Pretty sure our kidneys, our metanephros refutes this.

Our kidneys are our third set of kidneys - our pronephros and mesonephros which develop and regress are relics of our common ancestry with fish and amphibians.

If these are insufficient for you, then we have six fingered families living today

Tbx5 is molecular evidence that our four chambered hearts evolved from 3 chambers.

From Reptilian heart development and the molecular basis of cardiac chamber evolution - PMC

Reptiles with three chambered hearts express tbx5 throughout their single ventricle.

Mammals, by restricting tbx5 to the left, creates two separate ventricles.

Turtles , somewhere in between in terms of restriction of tbx5 with a gradient of it across the ventricle, has a so called “three and a half chambered heart”.

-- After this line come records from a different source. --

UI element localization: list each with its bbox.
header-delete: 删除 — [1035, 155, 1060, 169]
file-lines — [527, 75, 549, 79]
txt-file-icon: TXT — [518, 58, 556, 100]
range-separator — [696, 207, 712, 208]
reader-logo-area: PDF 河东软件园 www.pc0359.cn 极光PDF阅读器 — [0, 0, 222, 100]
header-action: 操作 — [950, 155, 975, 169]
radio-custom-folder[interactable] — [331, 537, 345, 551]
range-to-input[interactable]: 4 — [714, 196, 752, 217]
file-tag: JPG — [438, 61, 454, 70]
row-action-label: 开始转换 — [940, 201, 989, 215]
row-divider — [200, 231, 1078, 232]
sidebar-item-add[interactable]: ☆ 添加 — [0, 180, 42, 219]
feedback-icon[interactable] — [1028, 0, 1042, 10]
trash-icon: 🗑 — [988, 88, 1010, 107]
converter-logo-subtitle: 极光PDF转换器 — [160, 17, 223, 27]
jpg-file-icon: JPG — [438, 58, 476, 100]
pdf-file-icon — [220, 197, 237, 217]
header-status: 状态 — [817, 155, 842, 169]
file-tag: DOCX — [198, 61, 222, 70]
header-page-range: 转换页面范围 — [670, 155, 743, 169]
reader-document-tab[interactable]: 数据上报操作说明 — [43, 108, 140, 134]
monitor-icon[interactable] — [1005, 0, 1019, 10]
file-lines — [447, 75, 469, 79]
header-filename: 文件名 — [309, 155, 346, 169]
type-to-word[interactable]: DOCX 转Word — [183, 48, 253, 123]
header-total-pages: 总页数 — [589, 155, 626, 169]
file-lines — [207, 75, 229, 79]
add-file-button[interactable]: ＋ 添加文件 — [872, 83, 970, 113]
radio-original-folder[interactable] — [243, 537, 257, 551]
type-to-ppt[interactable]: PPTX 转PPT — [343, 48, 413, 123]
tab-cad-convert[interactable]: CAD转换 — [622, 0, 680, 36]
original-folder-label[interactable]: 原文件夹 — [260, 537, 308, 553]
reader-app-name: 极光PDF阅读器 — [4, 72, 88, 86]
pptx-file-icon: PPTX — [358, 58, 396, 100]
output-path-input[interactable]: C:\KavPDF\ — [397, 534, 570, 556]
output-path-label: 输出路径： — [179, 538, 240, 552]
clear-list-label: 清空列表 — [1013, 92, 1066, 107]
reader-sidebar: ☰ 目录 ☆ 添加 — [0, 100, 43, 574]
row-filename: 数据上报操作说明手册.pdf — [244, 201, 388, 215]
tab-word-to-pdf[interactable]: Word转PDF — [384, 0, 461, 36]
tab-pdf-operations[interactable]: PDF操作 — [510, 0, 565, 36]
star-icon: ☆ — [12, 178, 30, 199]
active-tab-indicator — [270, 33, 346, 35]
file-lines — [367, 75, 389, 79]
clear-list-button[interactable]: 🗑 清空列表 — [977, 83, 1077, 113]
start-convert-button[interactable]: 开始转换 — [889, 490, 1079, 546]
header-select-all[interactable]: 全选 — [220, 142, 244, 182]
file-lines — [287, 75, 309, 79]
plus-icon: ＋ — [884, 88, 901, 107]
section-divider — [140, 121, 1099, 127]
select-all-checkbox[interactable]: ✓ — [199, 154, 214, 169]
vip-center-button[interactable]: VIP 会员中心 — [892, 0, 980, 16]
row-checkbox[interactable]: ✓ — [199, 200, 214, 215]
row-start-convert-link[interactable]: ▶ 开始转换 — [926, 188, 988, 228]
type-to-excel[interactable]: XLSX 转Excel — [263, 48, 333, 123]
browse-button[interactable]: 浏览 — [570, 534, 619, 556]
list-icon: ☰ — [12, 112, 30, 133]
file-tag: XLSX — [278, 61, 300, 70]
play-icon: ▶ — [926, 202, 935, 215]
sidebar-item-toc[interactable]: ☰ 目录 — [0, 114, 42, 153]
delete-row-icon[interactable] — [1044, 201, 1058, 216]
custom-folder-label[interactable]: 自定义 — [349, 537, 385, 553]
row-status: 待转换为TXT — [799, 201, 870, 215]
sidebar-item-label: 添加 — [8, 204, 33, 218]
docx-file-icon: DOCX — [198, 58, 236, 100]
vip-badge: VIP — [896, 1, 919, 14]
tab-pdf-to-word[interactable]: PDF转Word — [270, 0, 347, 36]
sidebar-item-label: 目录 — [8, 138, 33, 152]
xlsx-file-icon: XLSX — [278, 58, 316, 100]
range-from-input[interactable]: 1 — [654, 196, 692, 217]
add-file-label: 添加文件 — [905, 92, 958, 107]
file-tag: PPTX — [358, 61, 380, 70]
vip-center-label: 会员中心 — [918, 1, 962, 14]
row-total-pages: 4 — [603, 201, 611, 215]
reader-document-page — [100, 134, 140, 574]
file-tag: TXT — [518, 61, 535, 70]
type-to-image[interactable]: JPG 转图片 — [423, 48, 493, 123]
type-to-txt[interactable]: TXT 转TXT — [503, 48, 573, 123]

The “complex structures cannot evolve” argument is a frequent argument that is used by creationists. A relatively recent one from ICR in 2018 claimed with their article “Phenomenally Designed Hemoglobin” in BIG colored letters

“Haemloglobin has always been haemoglobin - there is no evidence it evolved”.

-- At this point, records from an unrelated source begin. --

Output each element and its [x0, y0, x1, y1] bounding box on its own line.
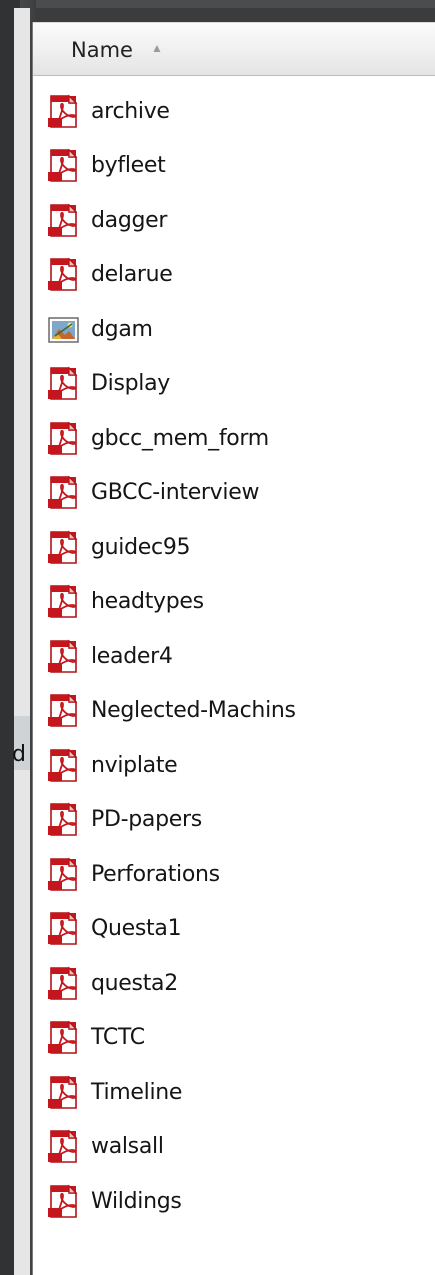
file-item[interactable]: TCTC — [46, 1011, 396, 1066]
file-item[interactable]: dgam — [46, 302, 396, 357]
file-name: Display — [91, 371, 170, 397]
pdf-file-icon — [46, 1075, 81, 1110]
file-name: dagger — [91, 207, 168, 233]
pdf-file-icon — [46, 1020, 81, 1055]
file-name: byfleet — [91, 153, 166, 179]
file-name: headtypes — [91, 589, 204, 615]
file-name: archive — [91, 98, 170, 124]
file-name: nviplate — [91, 752, 178, 778]
file-item[interactable]: gbcc_mem_form — [46, 411, 396, 466]
file-item[interactable]: archive — [46, 84, 396, 139]
navigation-pane-clipped-text: d — [12, 742, 26, 767]
file-name: Questa1 — [91, 916, 182, 942]
pdf-file-icon — [46, 366, 81, 401]
name-column-header[interactable]: Name ▲ — [33, 22, 435, 76]
file-item[interactable]: Timeline — [46, 1065, 396, 1120]
name-column-label: Name — [71, 38, 133, 62]
file-item[interactable]: headtypes — [46, 575, 396, 630]
file-name: GBCC-interview — [91, 480, 260, 506]
pdf-file-icon — [46, 693, 81, 728]
pdf-file-icon — [46, 911, 81, 946]
file-item[interactable]: Questa1 — [46, 902, 396, 957]
window-frame-top — [0, 0, 435, 8]
file-item[interactable]: PD-papers — [46, 793, 396, 848]
file-name: TCTC — [91, 1025, 145, 1051]
file-name: leader4 — [91, 643, 173, 669]
image-file-icon — [46, 312, 81, 347]
pdf-file-icon — [46, 584, 81, 619]
pdf-file-icon — [46, 1129, 81, 1164]
pdf-file-icon — [46, 475, 81, 510]
file-name: guidec95 — [91, 534, 191, 560]
file-item[interactable]: GBCC-interview — [46, 466, 396, 521]
file-name: questa2 — [91, 970, 178, 996]
sort-ascending-icon: ▲ — [151, 41, 163, 55]
file-name: dgam — [91, 316, 153, 342]
pdf-file-icon — [46, 148, 81, 183]
pdf-file-icon — [46, 421, 81, 456]
pdf-file-icon — [46, 94, 81, 129]
file-name: Wildings — [91, 1188, 182, 1214]
file-list: archive byfleet dagger delarue dgam Disp… — [46, 84, 396, 1229]
file-item[interactable]: leader4 — [46, 629, 396, 684]
pdf-file-icon — [46, 966, 81, 1001]
pdf-file-icon — [46, 748, 81, 783]
file-name: delarue — [91, 262, 173, 288]
pdf-file-icon — [46, 530, 81, 565]
file-item[interactable]: Wildings — [46, 1174, 396, 1229]
file-item[interactable]: walsall — [46, 1120, 396, 1175]
file-name: gbcc_mem_form — [91, 425, 269, 451]
pdf-file-icon — [46, 802, 81, 837]
file-item[interactable]: Display — [46, 357, 396, 412]
file-item[interactable]: delarue — [46, 248, 396, 303]
navigation-pane[interactable]: d — [12, 8, 30, 1275]
pdf-file-icon — [46, 639, 81, 674]
file-item[interactable]: guidec95 — [46, 520, 396, 575]
pdf-file-icon — [46, 857, 81, 892]
pdf-file-icon — [46, 1184, 81, 1219]
file-name: Perforations — [91, 861, 220, 887]
file-name: walsall — [91, 1134, 164, 1160]
file-item[interactable]: dagger — [46, 193, 396, 248]
file-item[interactable]: questa2 — [46, 956, 396, 1011]
file-item[interactable]: Neglected-Machins — [46, 684, 396, 739]
file-name: Neglected-Machins — [91, 698, 296, 724]
file-item[interactable]: Perforations — [46, 847, 396, 902]
file-name: PD-papers — [91, 807, 202, 833]
file-name: Timeline — [91, 1079, 183, 1105]
file-item[interactable]: nviplate — [46, 738, 396, 793]
pdf-file-icon — [46, 203, 81, 238]
pdf-file-icon — [46, 257, 81, 292]
file-item[interactable]: byfleet — [46, 139, 396, 194]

Unfortunately, their article, which seems to imply some sort of irreducible complexity argument, has been refuted by recent research and study - haemoglobin evolved from an ancestral ancMH monomer, to homodimer, to heterodimer to our current tetrameric haemoglobin.

Summary here

https://www.nature.com/articles/d41586-020-01287-8

Nature article here

https://www.nature.com/articles/s41586-020-2292-y

Your argument, @scd, that we haven’t seen organs and traits evolve has been debunked just like the debunked haemoglobin claim by ICR.